La privatisation du groupe ADP entraîne une perte de souveraineté, représente un non-sens économique et fait courir un risque à la préservation des intérêts environnementaux. De plus, depuis l'ouverture du capital d'ADP en 2005, les effectifs n'ont jamais cessé de diminuer : l'entreprise a supprimé 1 500 postes en dix ans, soit un emploi sur cinq, alors que, dans le même temps, le trafic a doublé. La part des salaires dans la richesse produite est passée de 41 % à 29 %. Les baisses d'effectifs dégradent nécessairement la qualité du service public et la sûreté des voyageurs.

La privatisation d'Engie, entreprise stratégique pour la transition écologique, réduit les capacités de l'État à planifier. Les investissements dans le secteur renouvelable risquent de se contracter et les tarifs d'augmenter, afin d'accroître les profits de court terme. L'effet collatéral du désengagement de l'État dans Engie se fait déjà sentir avec la vente de ses parts dans Suez à Veolia, prémices d'une fusion désastreuse pour l'intérêt général. La question du remboursement de la dette devra être rapidement et sérieusement mise sur la table, surtout après le désastre qu'a connu la Grèce.

Ces quelques exemples montrent que vous ne vous départez pas de votre vision étriquée de la notion d'entreprise stratégique pour la souveraineté de notre pays, que vous limitez à la défense et au nucléaire. Vous préférez manquer de matériels et rencontrer des difficultés d'approvisionnement, comme lors de la crise du covid-19, plutôt que de nationaliser des entreprises françaises essentielles, comme Luxfer.

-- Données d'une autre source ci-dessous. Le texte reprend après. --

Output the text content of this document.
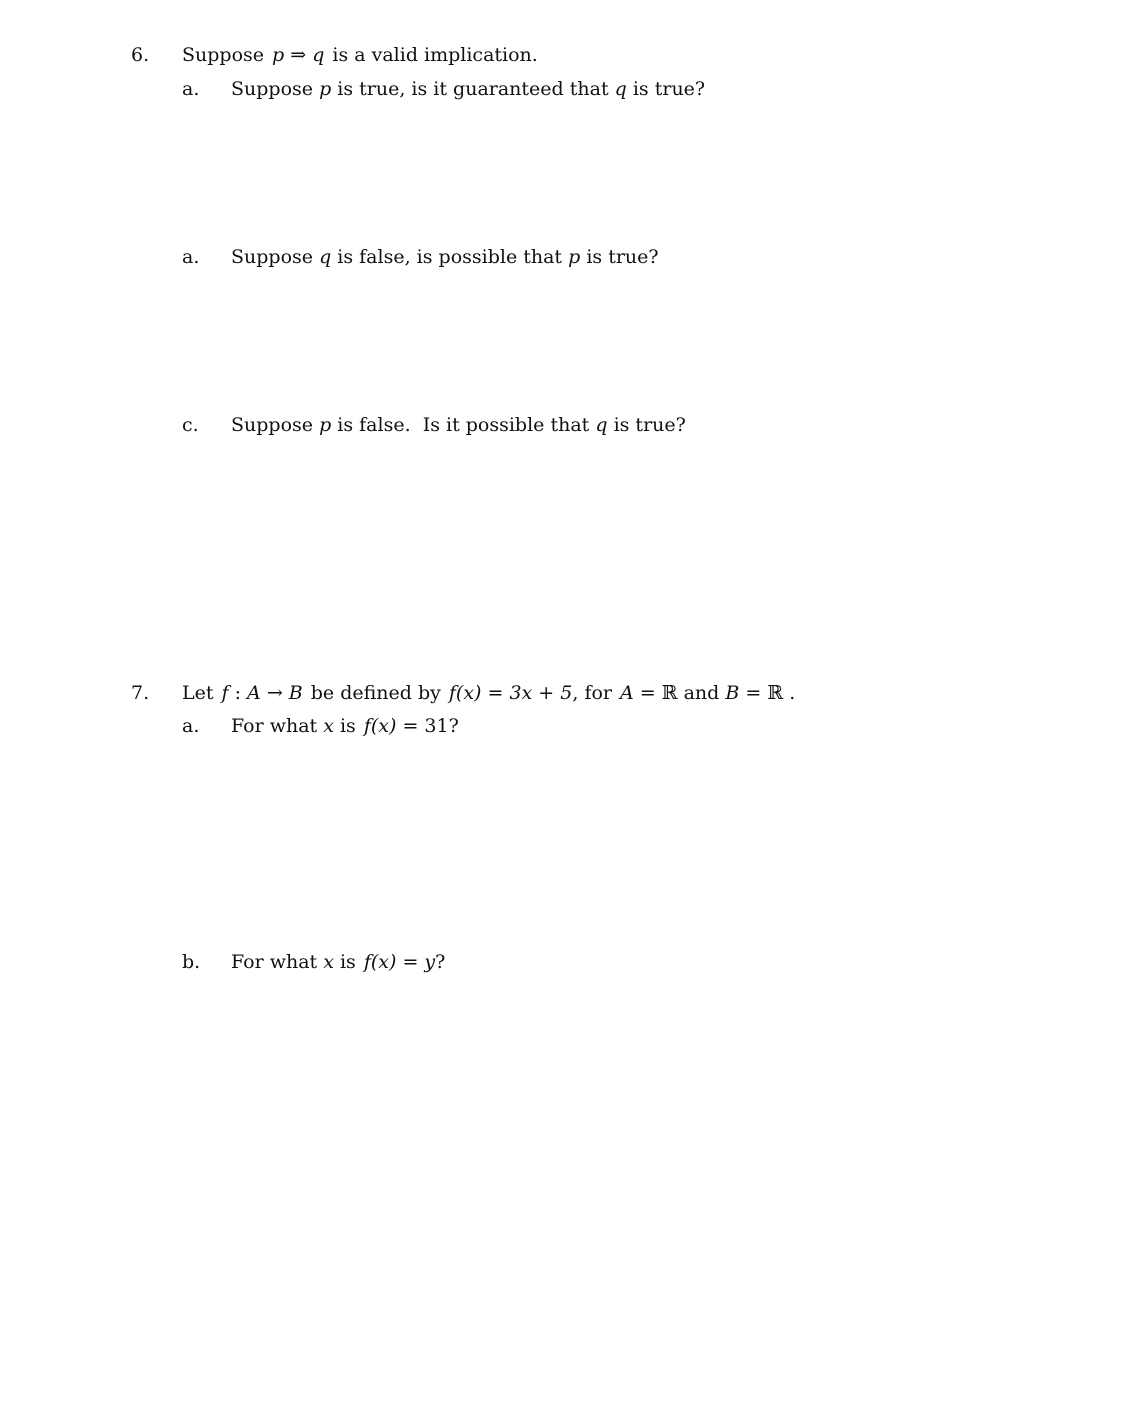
6. Suppose p ⇒ q is a valid implication.
a. Suppose p is true, is it guaranteed that q is true?
a. Suppose q is false, is possible that p is true?
c. Suppose p is false.  Is it possible that q is true?
7. Let f : A → B be defined by f(x) = 3x + 5, for A = ℝ and B = ℝ .
a. For what x is f(x) = 31?
b. For what x is f(x) = y?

Il n'est pas possible d'évoquer l'ensemble des programmes, donc je concentrerai mon propos sur le 869 « Prêts à la société concessionnaire de la liaison express entre Paris et l'aéroport Paris-Charles de Gaulle », qui pose plusieurs problèmes. Le projet du CDG-Express est un non-sens, car il ne profitera à aucun usager de banlieue et ne servira qu'à quelques voyageurs pressés et fortunés pour gagner quelques minutes. Son coût prohibitif aurait pu être utilisé pour la rénovation du RER B. La société concessionnaire, dont les capitaux sont majoritairement privés, hérite de l'exploitation de cette liaison rapide pour cinquante ans, sans aucun garde-fou sur les redevances. Il aurait pourtant fallu garder en mémoire l'exemple des concessions accordées aux sociétés d'autoroute. Le calendrier de remboursement du prêt accordé par l'État à cette société n'est pas non plus connu.

Pour toutes ces raisons, le groupe de La France insoumise considère que la politique de soutien économique n'est pas à la hauteur des enjeux et ne votera pas les crédits qui lui sont alloués.